Each of the nine builders appearing on the cover of this issue is unique. However, one builder, Peter Vander Schuyt, has certain credentials quite different from the others. Not only is Peter an award winning builder, but his role in the LIBI Awards is fundamental to the success of that annual event.
In 1998, Peter received the Silver Award at the annual NAHB convention in Dallas for the Best attached Community Development in the United States priced under $150,000. The award was given for a project in Port Jefferson Station called "Stonington." In addition, the project received two regional Gold awards, one for logo design and another for brochure design.
The awards are sponsored by the NAHB’s Sales and Marketing Council and are referred to as "MIRMs."
It was the second time that Peter, a member of the Long Island Builders Institute, received a runner-up award. In 1986, he received a Silver Award at the NAHB convention again in Dallas for Carriage Hill Estates, a 51-unit luxury home development in Melville, NY.

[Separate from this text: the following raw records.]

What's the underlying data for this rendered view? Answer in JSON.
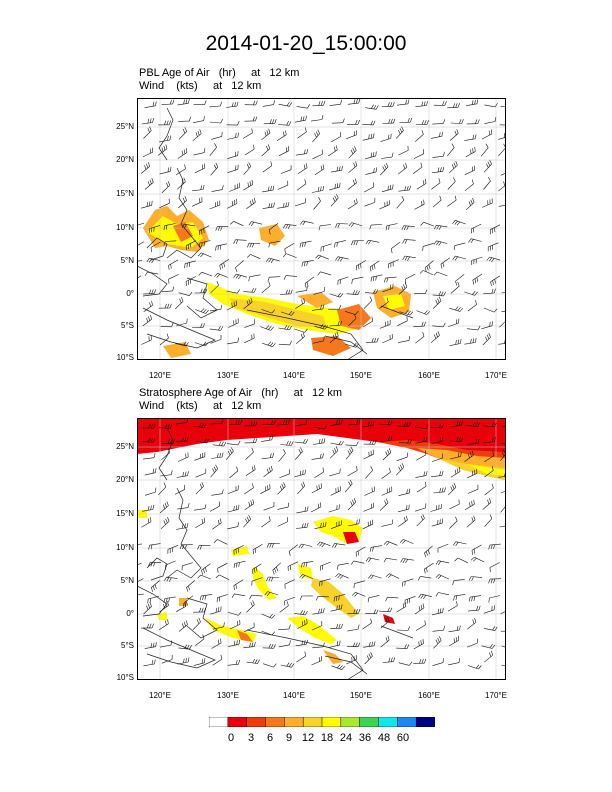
{
  "title": "2014-01-20_15:00:00",
  "panels": [
    {
      "id": "pbl",
      "field_label": "PBL Age of Air   (hr)     at   12 km",
      "wind_label": "Wind    (kts)     at   12 km"
    },
    {
      "id": "strat",
      "field_label": "Stratosphere Age of Air   (hr)     at   12 km",
      "wind_label": "Wind    (kts)     at   12 km"
    }
  ],
  "axes": {
    "lat_ticks": [
      "25°N",
      "20°N",
      "15°N",
      "10°N",
      "5°N",
      "0°",
      "5°S",
      "10°S"
    ],
    "lon_ticks": [
      "120°E",
      "130°E",
      "140°E",
      "150°E",
      "160°E",
      "170°E"
    ]
  },
  "colorbar": {
    "labels": [
      "0",
      "3",
      "6",
      "9",
      "12",
      "18",
      "24",
      "36",
      "48",
      "60"
    ],
    "colors": [
      "#ffffff",
      "#e8000b",
      "#f03c0a",
      "#f6781c",
      "#fcae2c",
      "#f6d22a",
      "#fffb00",
      "#a8e830",
      "#3cd252",
      "#10e8e8",
      "#1e88f0",
      "#000080"
    ]
  }
}
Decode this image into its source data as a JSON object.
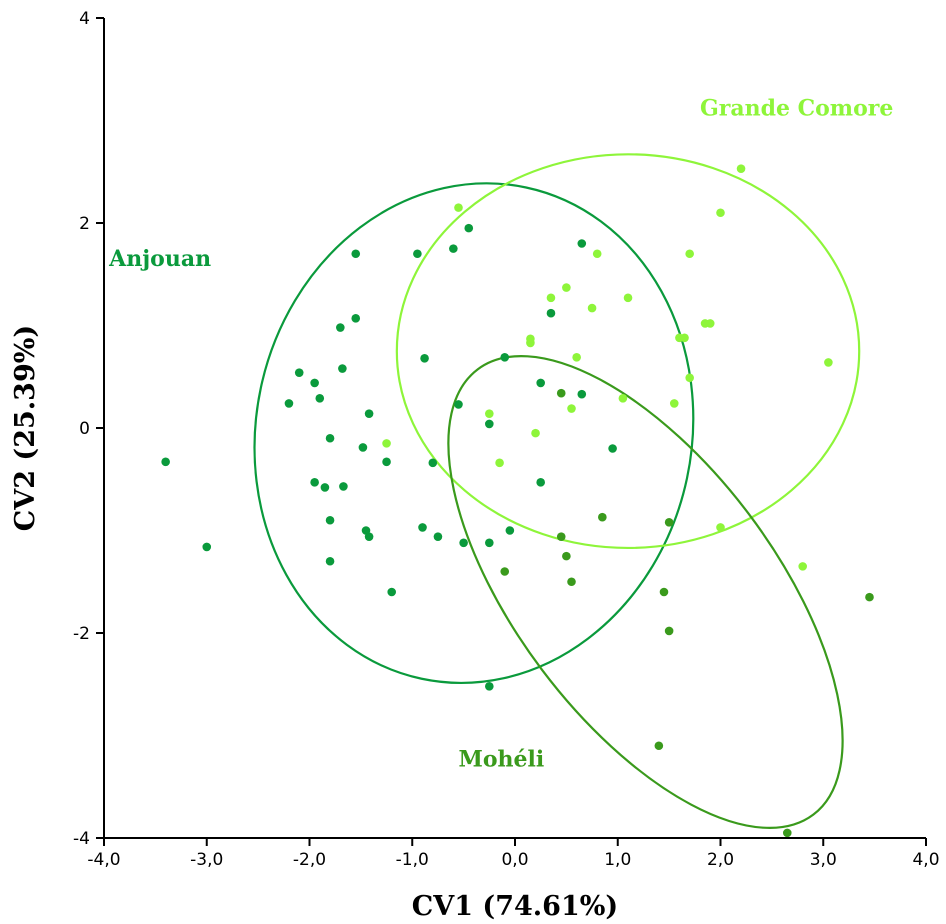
{
  "chart_data": {
    "type": "scatter",
    "xlabel": "CV1 (74.61%)",
    "ylabel": "CV2 (25.39%)",
    "xlim": [
      -4,
      4
    ],
    "ylim": [
      -4,
      4
    ],
    "x_ticks": [
      "-4,0",
      "-3,0",
      "-2,0",
      "-1,0",
      "0,0",
      "1,0",
      "2,0",
      "3,0",
      "4,0"
    ],
    "y_ticks": [
      "4",
      "2",
      "0",
      "-2",
      "-4"
    ],
    "grid": false,
    "series": [
      {
        "name": "Anjouan",
        "color": "#0a9a3c",
        "ellipse": {
          "center": [
            -0.4,
            -0.05
          ],
          "rx_units": 2.12,
          "ry_units": 2.45,
          "rotation_deg": 12
        },
        "points": [
          [
            -3.4,
            -0.33
          ],
          [
            -3.0,
            -1.16
          ],
          [
            -2.2,
            0.24
          ],
          [
            -2.1,
            0.54
          ],
          [
            -1.95,
            0.44
          ],
          [
            -1.9,
            0.29
          ],
          [
            -1.95,
            -0.53
          ],
          [
            -1.85,
            -0.58
          ],
          [
            -1.8,
            -0.9
          ],
          [
            -1.8,
            -1.3
          ],
          [
            -1.8,
            -0.1
          ],
          [
            -1.7,
            0.98
          ],
          [
            -1.68,
            0.58
          ],
          [
            -1.67,
            -0.57
          ],
          [
            -1.55,
            1.07
          ],
          [
            -1.55,
            1.7
          ],
          [
            -1.48,
            -0.19
          ],
          [
            -1.45,
            -1.0
          ],
          [
            -1.42,
            -1.06
          ],
          [
            -1.42,
            0.14
          ],
          [
            -1.25,
            -0.33
          ],
          [
            -1.2,
            -1.6
          ],
          [
            -0.95,
            1.7
          ],
          [
            -0.9,
            -0.97
          ],
          [
            -0.88,
            0.68
          ],
          [
            -0.8,
            -0.34
          ],
          [
            -0.75,
            -1.06
          ],
          [
            -0.6,
            1.75
          ],
          [
            -0.55,
            0.23
          ],
          [
            -0.5,
            -1.12
          ],
          [
            -0.45,
            1.95
          ],
          [
            -0.25,
            0.04
          ],
          [
            -0.25,
            -1.12
          ],
          [
            -0.05,
            -1.0
          ],
          [
            -0.1,
            0.69
          ],
          [
            0.25,
            -0.53
          ],
          [
            0.25,
            0.44
          ],
          [
            0.35,
            1.12
          ],
          [
            0.65,
            0.33
          ],
          [
            0.65,
            1.8
          ],
          [
            0.95,
            -0.2
          ],
          [
            -0.25,
            -2.52
          ]
        ]
      },
      {
        "name": "Grande Comore",
        "color": "#8ef53a",
        "ellipse": {
          "center": [
            1.1,
            0.75
          ],
          "rx_units": 2.25,
          "ry_units": 1.92,
          "rotation_deg": 0
        },
        "points": [
          [
            -1.25,
            -0.15
          ],
          [
            -0.55,
            2.15
          ],
          [
            -0.25,
            0.14
          ],
          [
            -0.15,
            -0.34
          ],
          [
            0.15,
            0.83
          ],
          [
            0.15,
            0.87
          ],
          [
            0.2,
            -0.05
          ],
          [
            0.35,
            1.27
          ],
          [
            0.5,
            1.37
          ],
          [
            0.55,
            0.19
          ],
          [
            0.6,
            0.69
          ],
          [
            0.75,
            1.17
          ],
          [
            0.8,
            1.7
          ],
          [
            1.05,
            0.29
          ],
          [
            1.1,
            1.27
          ],
          [
            1.55,
            0.24
          ],
          [
            1.6,
            0.88
          ],
          [
            1.65,
            0.88
          ],
          [
            1.7,
            1.7
          ],
          [
            1.7,
            0.49
          ],
          [
            1.85,
            1.02
          ],
          [
            1.9,
            1.02
          ],
          [
            2.0,
            2.1
          ],
          [
            2.0,
            -0.97
          ],
          [
            2.2,
            2.53
          ],
          [
            2.8,
            -1.35
          ],
          [
            3.05,
            0.64
          ]
        ]
      },
      {
        "name": "Mohéli",
        "color": "#3a9a1c",
        "ellipse": {
          "center": [
            1.27,
            -1.6
          ],
          "rx_units": 1.26,
          "ry_units": 2.72,
          "rotation_deg": -37
        },
        "points": [
          [
            -0.1,
            -1.4
          ],
          [
            0.45,
            0.34
          ],
          [
            0.45,
            -1.06
          ],
          [
            0.5,
            -1.25
          ],
          [
            0.55,
            -1.5
          ],
          [
            0.85,
            -0.87
          ],
          [
            1.4,
            -3.1
          ],
          [
            1.45,
            -1.6
          ],
          [
            1.5,
            -0.92
          ],
          [
            1.5,
            -1.98
          ],
          [
            2.65,
            -3.95
          ],
          [
            3.45,
            -1.65
          ]
        ]
      }
    ],
    "annotations": [
      {
        "text": "Anjouan",
        "series": "Anjouan",
        "x": -3.95,
        "y": 1.58
      },
      {
        "text": "Grande Comore",
        "series": "Grande Comore",
        "x": 1.8,
        "y": 3.05
      },
      {
        "text": "Mohéli",
        "series": "Mohéli",
        "x": -0.55,
        "y": -3.3
      }
    ]
  }
}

At each convention awards are given out in recognition for advertising, brochures, logo designs, interior merchandising, sales offices, landscape design as well as taking note of the country’s top new sales and marketing people.
Peter, a builder with Sea Crest Development, also built a 33-unit condominum called Landmark Colony in Oyster Bay around the home of Ethel Roosevelt Derby, the daughter of President Teddy Roosevelt.

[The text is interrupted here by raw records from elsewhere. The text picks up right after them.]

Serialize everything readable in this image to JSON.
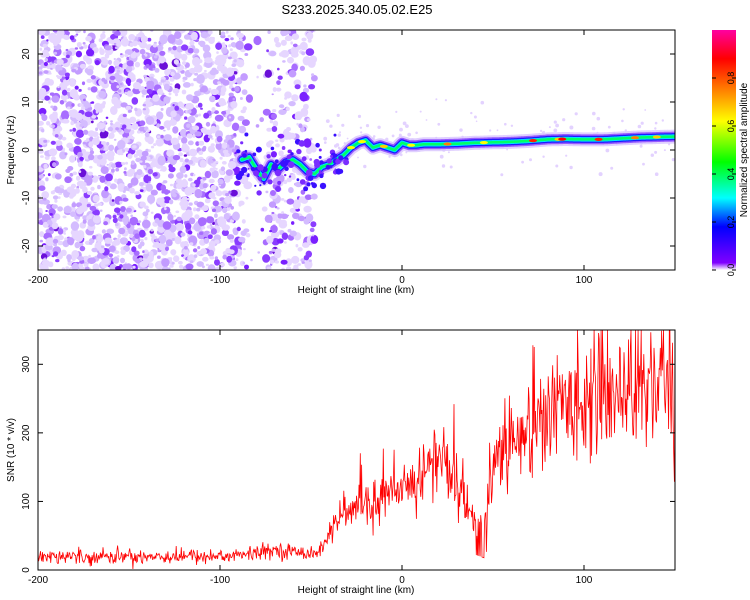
{
  "title": "S233.2025.340.05.02.E25",
  "chart_data": [
    {
      "type": "heatmap",
      "xlabel": "Height of straight line (km)",
      "ylabel": "Frequency (Hz)",
      "xlim": [
        -200,
        150
      ],
      "ylim": [
        -25,
        25
      ],
      "xticks": [
        -200,
        -100,
        0,
        100
      ],
      "yticks": [
        -20,
        -10,
        0,
        10,
        20
      ],
      "colorbar": {
        "label": "Normalized spectral amplitude",
        "range": [
          0,
          1
        ],
        "ticks": [
          0.0,
          0.2,
          0.4,
          0.6,
          0.8
        ],
        "colors": [
          "#ffffff",
          "#7f00ff",
          "#0000ff",
          "#00ffff",
          "#00ff00",
          "#ffff00",
          "#ff7f00",
          "#ff0000",
          "#ff00ff"
        ]
      },
      "noise_region": [
        -200,
        -48
      ],
      "noise_gap": [
        -84,
        -74
      ],
      "signal_trace": {
        "x": [
          -88,
          -84,
          -80,
          -76,
          -72,
          -68,
          -64,
          -60,
          -56,
          -52,
          -48,
          -44,
          -40,
          -36,
          -32,
          -28,
          -24,
          -20,
          -16,
          -12,
          -8,
          -4,
          0,
          4,
          8,
          12,
          20,
          30,
          40,
          50,
          60,
          70,
          80,
          90,
          100,
          110,
          120,
          130,
          140,
          150
        ],
        "y": [
          -2,
          -1.5,
          -4,
          -6,
          -3,
          -4,
          -2.5,
          -2,
          -3,
          -4.5,
          -5,
          -3.5,
          -3,
          -2,
          -1,
          0.5,
          1.5,
          2,
          0.5,
          1,
          0.5,
          0,
          1.5,
          1,
          1,
          1.2,
          1.2,
          1.3,
          1.5,
          1.6,
          1.7,
          1.9,
          2.2,
          2.3,
          2.2,
          2.2,
          2.4,
          2.6,
          2.7,
          2.8
        ]
      }
    },
    {
      "type": "line",
      "xlabel": "Height of straight line (km)",
      "ylabel": "SNR (10 * v/v)",
      "xlim": [
        -200,
        150
      ],
      "ylim": [
        0,
        350
      ],
      "xticks": [
        -200,
        -100,
        0,
        100
      ],
      "yticks": [
        0,
        100,
        200,
        300
      ],
      "color": "#ff0000",
      "envelope": {
        "x": [
          -200,
          -150,
          -100,
          -80,
          -70,
          -60,
          -45,
          -40,
          -35,
          -20,
          -10,
          0,
          10,
          20,
          25,
          30,
          40,
          45,
          50,
          60,
          70,
          80,
          90,
          100,
          110,
          120,
          130,
          140,
          150
        ],
        "y": [
          20,
          20,
          20,
          24,
          30,
          26,
          26,
          55,
          75,
          95,
          105,
          110,
          140,
          165,
          155,
          115,
          75,
          60,
          160,
          190,
          205,
          220,
          245,
          255,
          260,
          265,
          270,
          275,
          280
        ]
      }
    }
  ]
}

But it was at the l998 convention in Dallas that the idea for the LIBIs came up. With Bob Wieboldt attending the convention and witnessing the ceremony, a discussion followed that suggested a plan to give greater exposure to members of the Long Island Builders Institute through the introduction of an awards ceremony. Thus was born the LIBI Awards.
The LIBI Awards were started in 1999 when close to 400 members of LIBI were jammed into the Milleridge Cottage in Jericho and took more than two hours. The ceremony has now shifted to the Huntington Hilton. Since then, due to the introduction of carefully edited video entries, the awards program itself takes one hour. It is then followed by dinner.
The management of this major builders’ event is still in the hands of Peter and Bob Wieboldt and still going strong.